WIKILEAKS PUBBLICA 400MILA DOCUMENTI PER RACCONTARE L’ORRORE QUOTIDIANO DELL’IRAQ / Impressionante il numero delle vittime: dal 2003 al 2009 sono morte 109mila persone

Julian Assange

WIKILEAKS PUBBLICA 400MILA DOCUMENTI PER RACCONTARE L’ORRORE QUOTIDIANO DELL’IRAQ – L’orrore quotidiano dell’Iraq raccontato in quasi 400.000 documenti resi noti già ieri da Wikileaks, costretto a pubblicare in anticipo la documentazione dopo la rottura dell’embargo da parte di Al Jazeera. Dall’inizio del conflitto in Iraq nel 2003 sino alla sua conclusione nel 2009, si legge nella documentazione, sono morte più di 109.000 persone: tra queste, oltre 66.000 civili, ovvero più della metà del totale delle vittime. Un numero impressionante, di fronte al quale, notano molti, anche la guerra in Afghanistan impallidisce. Tra i morti civili, oltre 15 mila hanno perso la vita in incidenti sino ad ora sconosciuti, secondo i dati forniti dal gruppo londinese Iraq Body Count.
I responsabili principali di queste stragi, secondo quanto emerge dalla documentazione, sono i soldati iracheni, su cui cade il fardello delle reiterate violenze compiute nei confronti di prigionieri in loro custodia. Almeno sei detenuti, se non di più, sono morti mentre erano in stato di detenzione per le percosse ricevute: i prigionieri venivano costantemente frustati, percossi e maltrattati. Almeno in un caso gli americani hanno avuto il sospetto che a un detenuto iracheno fossero state amputate le dita e disciolte nell’acido. I documenti di Wikileaks – afferma Al Jazira – “rivelano che gli Stati Uniti erano al corrente del ricorso alla tortura autorizzato dallo Stato (iracheno)”. Su alcuni episodi, afferma il New York Times, sono state svolte indagini da parte americana, ma nella maggior parte dei casi le segnalazioni dei soldati sono state ignorate.

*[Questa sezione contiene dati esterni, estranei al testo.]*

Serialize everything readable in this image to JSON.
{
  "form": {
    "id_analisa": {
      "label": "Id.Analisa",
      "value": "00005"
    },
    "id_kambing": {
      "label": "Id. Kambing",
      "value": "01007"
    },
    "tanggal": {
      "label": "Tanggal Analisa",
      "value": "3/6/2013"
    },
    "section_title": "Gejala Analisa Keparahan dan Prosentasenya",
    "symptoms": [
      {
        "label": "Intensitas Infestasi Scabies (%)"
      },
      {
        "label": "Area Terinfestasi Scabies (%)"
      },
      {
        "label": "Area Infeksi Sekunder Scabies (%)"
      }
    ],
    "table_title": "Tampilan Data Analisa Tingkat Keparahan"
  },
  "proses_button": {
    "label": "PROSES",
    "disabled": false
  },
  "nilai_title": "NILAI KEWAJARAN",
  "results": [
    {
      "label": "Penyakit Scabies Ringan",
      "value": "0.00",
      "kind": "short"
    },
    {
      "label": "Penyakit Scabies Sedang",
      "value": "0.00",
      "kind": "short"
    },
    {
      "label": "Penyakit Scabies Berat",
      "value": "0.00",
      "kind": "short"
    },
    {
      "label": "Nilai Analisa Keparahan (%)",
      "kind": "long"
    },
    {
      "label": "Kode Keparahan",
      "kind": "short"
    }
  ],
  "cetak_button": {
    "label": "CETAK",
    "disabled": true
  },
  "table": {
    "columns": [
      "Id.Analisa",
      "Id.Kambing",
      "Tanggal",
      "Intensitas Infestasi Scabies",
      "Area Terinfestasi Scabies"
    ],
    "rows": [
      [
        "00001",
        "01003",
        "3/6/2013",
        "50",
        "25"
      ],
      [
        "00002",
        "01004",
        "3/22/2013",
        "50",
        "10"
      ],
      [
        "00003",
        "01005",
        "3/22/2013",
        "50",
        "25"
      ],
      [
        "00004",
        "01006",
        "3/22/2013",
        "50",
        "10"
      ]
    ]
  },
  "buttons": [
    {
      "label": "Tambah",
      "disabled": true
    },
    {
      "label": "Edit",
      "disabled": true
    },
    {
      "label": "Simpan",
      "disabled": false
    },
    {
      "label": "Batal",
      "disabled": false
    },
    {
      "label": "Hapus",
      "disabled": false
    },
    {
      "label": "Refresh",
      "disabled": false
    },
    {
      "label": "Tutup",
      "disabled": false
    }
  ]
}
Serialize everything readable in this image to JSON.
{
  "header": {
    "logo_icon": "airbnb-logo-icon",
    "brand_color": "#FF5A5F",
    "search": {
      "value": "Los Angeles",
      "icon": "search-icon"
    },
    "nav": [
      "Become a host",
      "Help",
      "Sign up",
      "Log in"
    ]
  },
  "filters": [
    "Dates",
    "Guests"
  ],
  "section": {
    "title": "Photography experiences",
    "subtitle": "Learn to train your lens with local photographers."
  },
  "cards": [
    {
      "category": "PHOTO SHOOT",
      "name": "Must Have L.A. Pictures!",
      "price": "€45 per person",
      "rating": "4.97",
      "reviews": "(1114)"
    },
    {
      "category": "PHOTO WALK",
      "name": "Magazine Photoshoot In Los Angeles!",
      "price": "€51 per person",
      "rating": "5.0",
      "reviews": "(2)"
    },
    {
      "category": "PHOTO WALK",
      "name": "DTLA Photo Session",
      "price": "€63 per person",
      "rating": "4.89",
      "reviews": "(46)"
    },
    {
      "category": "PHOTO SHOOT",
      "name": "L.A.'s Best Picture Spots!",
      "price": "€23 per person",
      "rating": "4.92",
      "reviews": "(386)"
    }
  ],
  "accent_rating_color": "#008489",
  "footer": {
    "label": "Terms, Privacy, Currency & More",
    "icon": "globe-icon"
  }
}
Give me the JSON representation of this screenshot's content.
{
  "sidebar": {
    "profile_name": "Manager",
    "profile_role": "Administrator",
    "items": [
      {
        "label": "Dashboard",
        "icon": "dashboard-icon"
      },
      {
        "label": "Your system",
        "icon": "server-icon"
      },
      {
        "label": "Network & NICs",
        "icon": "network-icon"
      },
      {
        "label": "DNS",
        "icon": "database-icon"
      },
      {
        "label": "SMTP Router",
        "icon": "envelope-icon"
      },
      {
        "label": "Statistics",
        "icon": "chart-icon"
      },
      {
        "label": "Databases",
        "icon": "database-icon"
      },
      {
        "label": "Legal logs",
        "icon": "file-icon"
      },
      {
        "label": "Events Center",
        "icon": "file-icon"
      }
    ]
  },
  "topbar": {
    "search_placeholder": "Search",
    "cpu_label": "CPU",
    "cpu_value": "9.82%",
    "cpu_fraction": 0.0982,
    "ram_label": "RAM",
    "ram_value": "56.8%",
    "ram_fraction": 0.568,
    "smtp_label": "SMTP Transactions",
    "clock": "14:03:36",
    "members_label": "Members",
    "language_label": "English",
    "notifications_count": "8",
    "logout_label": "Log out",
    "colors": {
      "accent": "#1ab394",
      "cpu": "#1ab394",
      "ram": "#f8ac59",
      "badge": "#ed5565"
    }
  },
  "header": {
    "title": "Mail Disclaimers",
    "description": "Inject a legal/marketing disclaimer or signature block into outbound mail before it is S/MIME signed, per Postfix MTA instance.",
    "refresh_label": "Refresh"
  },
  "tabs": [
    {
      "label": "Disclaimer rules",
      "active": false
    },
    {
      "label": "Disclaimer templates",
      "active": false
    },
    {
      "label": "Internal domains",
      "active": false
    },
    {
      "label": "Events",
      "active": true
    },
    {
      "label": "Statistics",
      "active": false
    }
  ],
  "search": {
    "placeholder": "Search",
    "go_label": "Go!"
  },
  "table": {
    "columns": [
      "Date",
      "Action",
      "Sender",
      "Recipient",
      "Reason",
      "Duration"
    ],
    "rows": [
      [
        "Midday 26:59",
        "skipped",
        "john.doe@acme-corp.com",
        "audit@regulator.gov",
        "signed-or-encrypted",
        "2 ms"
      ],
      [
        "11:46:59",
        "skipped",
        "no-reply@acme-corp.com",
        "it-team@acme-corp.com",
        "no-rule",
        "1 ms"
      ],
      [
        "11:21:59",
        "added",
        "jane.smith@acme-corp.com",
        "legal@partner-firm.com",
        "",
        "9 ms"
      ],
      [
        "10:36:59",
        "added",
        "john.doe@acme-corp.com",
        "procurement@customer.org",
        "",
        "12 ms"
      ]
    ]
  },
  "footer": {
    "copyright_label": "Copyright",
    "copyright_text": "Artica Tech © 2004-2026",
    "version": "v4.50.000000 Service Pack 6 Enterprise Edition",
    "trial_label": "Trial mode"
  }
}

E gli Usa hanno anche la loro parte di responsabilità diretta: dall’analisi condotta da Le Monde, per esempio, emerge che i soldati americani hanno ucciso 681 civili, tra cui molte donne e bambini, ai checkpoint. Non solo: i militari Usa hanno scoperto i cadaveri di “migliaia di uomini e donne vittime di esecuzioni sommarie“, senza che ciò venisse reso noto. C’é poi un elicottero Apache che ricorre: il Crazyhorse 18, quello coinvolto nell’uccisione di due giornalisti della Reuters messo all’indice dopo un video pubblicato da Wikileaks che testimoniava la strage, aveva in precedenza sparato e ucciso due iracheni nonostante questi si fossero arresi. “Vogliono arrendersi”, segnalò l’elicottero agli alti comandi, prima di ricevere da un avvocato militare della vicina base aerea di Taji luce verde al fuoco. Nei 400.000 documenti c’é l’orrore vero, come quello patito dai tanti civili iracheni mandati avanti su strade minate, con la scusa di “pulire la strada da macerie e rifiuti”, mentre in realtà servivano per verificare la presenza di ordigni. E c’é spazio anche per Al Qaida: il gruppo di Osama bin Laden nel 2005 voleva attaccare il carcere iracheno di Abu Ghraib, la “prigione delle torture”, chiuso con l’avvento dell’amministrazione Obama alla Casa Bianca. “50-100 razzi verranno usati per lanciare il segnale di inizio dell’attacco, che continuerà con il lancio di altri razzi. I prigionieri devono prepararsi. Gli attaccanti dovranno essere pronti a sacrificare la vita dei detenuti per avere successo. Morire durante il Ramadan è un onore”, si legge in una missiva attribuita a Abu Musab al-Zarqawi, l’allora leader di al Qaida in Iraq. Altri episodi, non meno brutali e inquietanti, emergeranno certamente nei prossimi giorni, man mano che i file verranno analizzati. Il Pentagono minimizza, gli episodi denunciati “sono stati a suo tempo ampiamente riportati in servizi di cronaca”, ma non c’é dubbio che Julian Assange abbia messo ancora una volta i piedi nel piatto della politica estera Usa, con effetti tutti da verificare sulla politica interna statunitense alla vigilia delle elezioni di mid-term.